The Brooklyn-born writer joined forces with producer Phil Spector and her then-husband Jeff Barry to compose elaborately crafted “Wall of Sound” tunes for the likes of the Crystals and the Ronettes, just as the Beatles were about to lead a shift away from outside songwriters.
Working out of New York’s famed Brill Building, a haven for singer/songwriters, she also shepherded a young performer named Neil Diamond, producing his early hits “Cherry, Cherry” and “Kentucky Woman.”
All told, Greenwich’s songs sold tens of millions of copies, and yielded 25 gold and platinum records, according to the Songwriters Hall of Fame, into which she was inducted in 1991.

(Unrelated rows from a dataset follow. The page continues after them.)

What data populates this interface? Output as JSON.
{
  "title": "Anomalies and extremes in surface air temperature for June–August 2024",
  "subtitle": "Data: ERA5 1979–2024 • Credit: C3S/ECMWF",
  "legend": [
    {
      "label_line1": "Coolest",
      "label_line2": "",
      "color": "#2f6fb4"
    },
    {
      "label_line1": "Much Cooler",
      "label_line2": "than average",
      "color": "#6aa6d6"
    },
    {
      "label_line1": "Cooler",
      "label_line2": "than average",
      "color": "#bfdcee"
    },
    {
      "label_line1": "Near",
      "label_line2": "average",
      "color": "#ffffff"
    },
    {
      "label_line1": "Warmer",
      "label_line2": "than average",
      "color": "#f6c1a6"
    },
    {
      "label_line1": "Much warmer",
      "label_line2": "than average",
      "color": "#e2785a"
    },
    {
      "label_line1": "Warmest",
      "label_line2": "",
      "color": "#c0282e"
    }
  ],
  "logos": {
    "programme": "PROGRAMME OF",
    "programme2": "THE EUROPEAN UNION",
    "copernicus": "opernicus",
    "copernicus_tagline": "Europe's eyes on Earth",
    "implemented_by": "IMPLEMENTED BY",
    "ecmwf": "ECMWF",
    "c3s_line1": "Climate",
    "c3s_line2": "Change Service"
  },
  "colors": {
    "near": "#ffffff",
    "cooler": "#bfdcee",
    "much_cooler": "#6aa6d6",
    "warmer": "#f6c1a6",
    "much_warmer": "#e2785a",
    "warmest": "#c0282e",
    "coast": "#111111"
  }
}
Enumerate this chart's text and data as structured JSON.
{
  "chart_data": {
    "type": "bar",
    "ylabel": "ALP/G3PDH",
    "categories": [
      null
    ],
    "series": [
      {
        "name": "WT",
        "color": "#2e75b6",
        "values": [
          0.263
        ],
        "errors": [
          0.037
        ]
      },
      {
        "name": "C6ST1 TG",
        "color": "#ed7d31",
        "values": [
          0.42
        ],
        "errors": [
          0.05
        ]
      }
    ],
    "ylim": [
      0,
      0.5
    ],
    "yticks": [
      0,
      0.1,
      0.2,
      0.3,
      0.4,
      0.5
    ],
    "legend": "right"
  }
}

During 1963 alone, a year after she graduated university with an English degree, the trio hit the top-10 list with such tunes as the Crystals’ “Da Doo Ron Ron” and “Then He Kissed Me,” and the Ronettes’ “Be My Baby.” The following year, they hit No. 1 with the Dixie Cups’ “Chapel of Love.”
I actually had a lot of those songs — they came on these little plastic discs called “45’s” — and listened to them for hours on AM radio when I was in grade school. I never gave a second thought as to who wrote them. But Ms. Greenwich was a real pioneer; the pop music business is a tough world for anybody, and it must have been especially hard for a young woman in the early 1960’s.
“It wasn’t that accepted back then — a female being in that end of the business,” Greenwich said.
Even today, women usually break into the industry as singers. Greenwich was a good singer, but her Midas touch as a writer and producer earned her a perch in the Brill Building, New York City’s famed pop-music factory, along with Carole King. Greenwich told NPR that the girl groups she produced were not always happy about a woman being in charge.
“At first it was like, ‘Well, who does she think she is, giving us orders here or telling us what to do?’ ” Greenwich said. “But on the other end, if you were very open to them, they saw you could be their friend, and then it became an asset to be a woman dealing with girl groups.”
Thanks for the music, Ellie. You made a difference.